Vatican : bataille autour du célibat sacerdotal

Source: FSSPX Actualités

Mgr Charles Scicluna

« L’Eglise catholique a perdu de bons prêtres pour la seule raison qu’ils ont choisi l’état du mariage. » La dernière sortie du secrétaire-adjoint du Dicastère pour la doctrine de la foi (DDF) a quelque chose d’étonnant dans le contexte de la forte polémique autour de Fiducia supplicans permettant de donner une bénédiction aux couples irréguliers ou de même sexe.

C’est depuis La Valette (Malte), dans les colonnes du Times of Malta, que Mgr Charles Scicluna a jeté un nouveau pavé dans la mare médiatique : « Pourrions-nous perdre un jeune homme qui aurait fait un bon prêtre simplement parce qu’il voulait se marier ? », s’est demandé, le 7 janvier 2024, le prélat qui est l’un des plus proches collaborateurs du préfet du DDF.

« Si cela ne tenait qu’à moi », affirme sans ambage le prélat – laissant suggérer un certain nombre d’oppositions à Rome sur ce point – « je réviserais l’exigence selon laquelle il faut être célibataire afin d’accéder aux ordres sacrés : l’expérience m’a montré que c’est une chose à laquelle il nous faut réfléchir très sérieusement ».

Conscient que sa sortie n’allait pas laisser indifférent, le haut fonctionnaire romain a ajouté : « C’est probablement la première fois que j’affirme cela en public, et cela sonnera probablement comme une hérésie aux oreilles de certains. »

Si Mgr Scicluna estime qu’il y a « encore une place » – ou plutôt un strapontin – pour le célibat dans l’Eglise, cette dernière devrait selon lui tenir compte du fait que les prêtres « tombent parfois amoureux et sont forcés de faire un choix entre cela et leur vocation ».

On pourrait presque sourire d’une argumentation selon laquelle il convient en somme d’abaisser le niveau général d’exigence au prétexte que le plus grand nombre aurait du mal à s’y hisser : un raisonnement qu’on croirait tout droit sorti du ministère français de l’Education nationale !

N’hésitant pas à faire preuve de révisionnisme historique, le bras droit du cardinal Victor Manuel Fernandez affirme que le célibat ecclésiastique était facultatif durant tout le premier millénaire de l’histoire de l’Eglise : les prêtres avaient alors, selon lui, la possibilité de se marier, une faculté que possèdent encore les ministres sacrés dans certaines Eglises de rite oriental rattachées à Rome.

Une ignorance historique crasse

Assertion étonnante alors qu'il suffit d’ouvrir une étude un tant soit peu sérieuse sur le célibat ecclésiastique, pour se persuader que cette vénérable pratique remonte aux origines de l’Eglise, et que cette dernière s’est efforcée de lutter pour la maintenir chaque fois qu’elle a été menacée.

Cela fut parfois le cas, notamment aux alentours de l’an mil qui caractérise une ère de crise dans l’Eglise, avec l’apparition du nicolaïsme, ou perte de la continence chez les ecclésiastiques par le mariage pour les clercs inférieurs, le concubinage pour les clercs majeurs, jusqu’aux évêques.
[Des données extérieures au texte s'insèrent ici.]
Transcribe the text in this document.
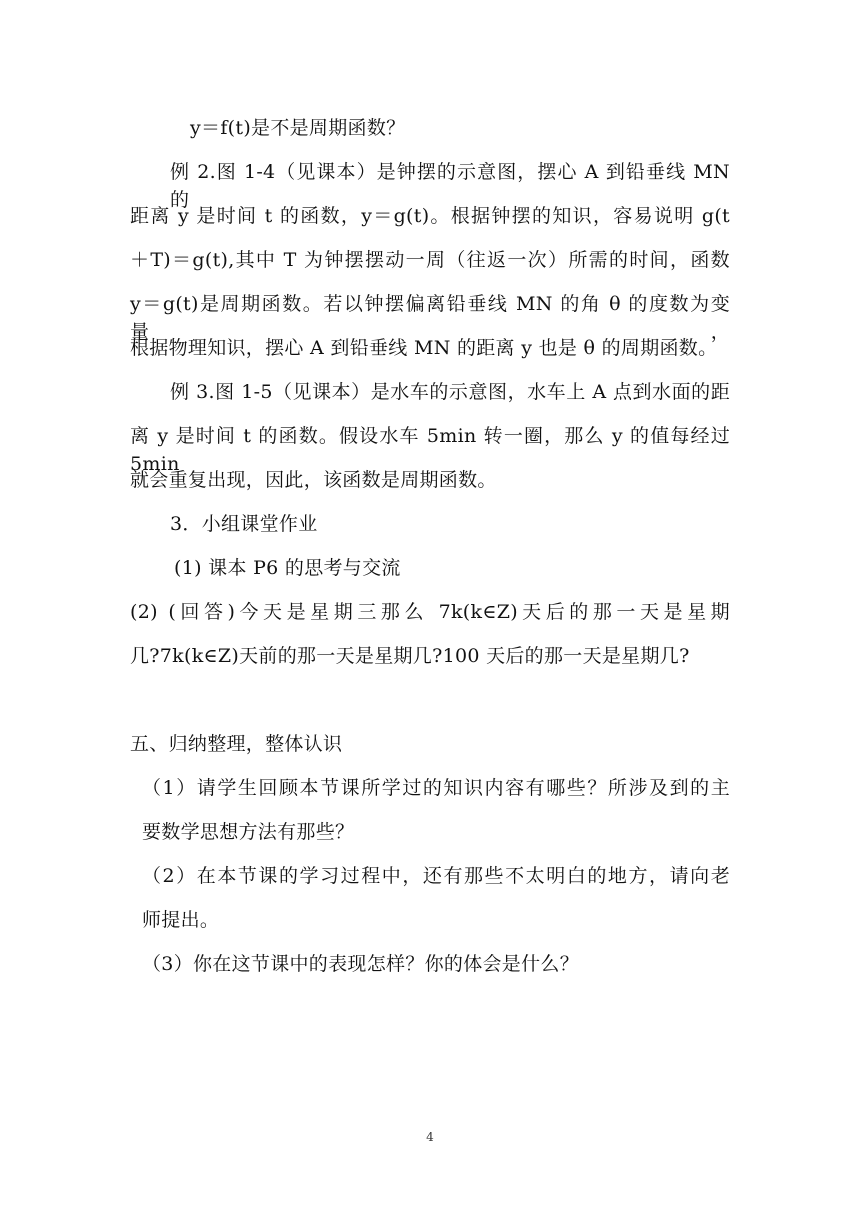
y＝f(t)是不是周期函数？
例 2.图 1-4（见课本）是钟摆的示意图，摆心 A 到铅垂线 MN 的
距离 y 是时间 t 的函数，y＝g(t)。根据钟摆的知识，容易说明 g(t
＋T)＝g(t),其中 T 为钟摆摆动一周（往返一次）所需的时间，函数
y＝g(t)是周期函数。若以钟摆偏离铅垂线 MN 的角 θ 的度数为变量，
根据物理知识，摆心 A 到铅垂线 MN 的距离 y 也是 θ 的周期函数。
例 3.图 1-5（见课本）是水车的示意图，水车上 A 点到水面的距
离 y 是时间 t 的函数。假设水车 5min 转一圈，那么 y 的值每经过 5min
就会重复出现，因此，该函数是周期函数。
3．小组课堂作业
(1) 课本 P6 的思考与交流
(2) (回答)今天是星期三那么 7k(k∈Z)天后的那一天是星期
几?7k(k∈Z)天前的那一天是星期几?100 天后的那一天是星期几?
五、归纳整理，整体认识
（1）请学生回顾本节课所学过的知识内容有哪些？所涉及到的主
要数学思想方法有那些？
（2）在本节课的学习过程中，还有那些不太明白的地方，请向老
师提出。
（3）你在这节课中的表现怎样？你的体会是什么？
4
La réforme grégorienne – de saint Grégoire VII – lutta vigoureusement contre ces abus.

Quant au cas des Eglises orientales, l’Histoire ecclésiastique nous apprend que le mariage des prêtres est apparu au VIIe siècle au moyen d’une imposture : un concile oriental utilisa une décision conciliaire du IVe siècle en la déformant, pour permettre ce mariage. Mis devant la fausseté de leur position, les évêques orientaux prétendirent qu’ils avaient le droit de faire ce changement…

Si Mgr Scicluna s’est permis une telle « sortie » médiatique à un moment qui paraît peu opportun, c’est peut-être parce que les signaux sur le célibat sacerdotal venant de Rome ne se caractérisent pas par une clarté excessive : en 2017, le souverain pontife expliquait que l’Eglise pouvait envisager d’ordonner des hommes mariés, mais en 2021, il excluait toute évolution à la règle du célibat…

Jusqu’à 2023 où le pape François évoquait cette fois-ci le célibat sacerdotal comme une discipline qui « n’est pas éternelle » et qui « pourrait être révisée ». Toutefois, il estime dans son livre El Pastor, paru en 2023, que le mariage des prêtres ne résoudrait pas la crise des vocations.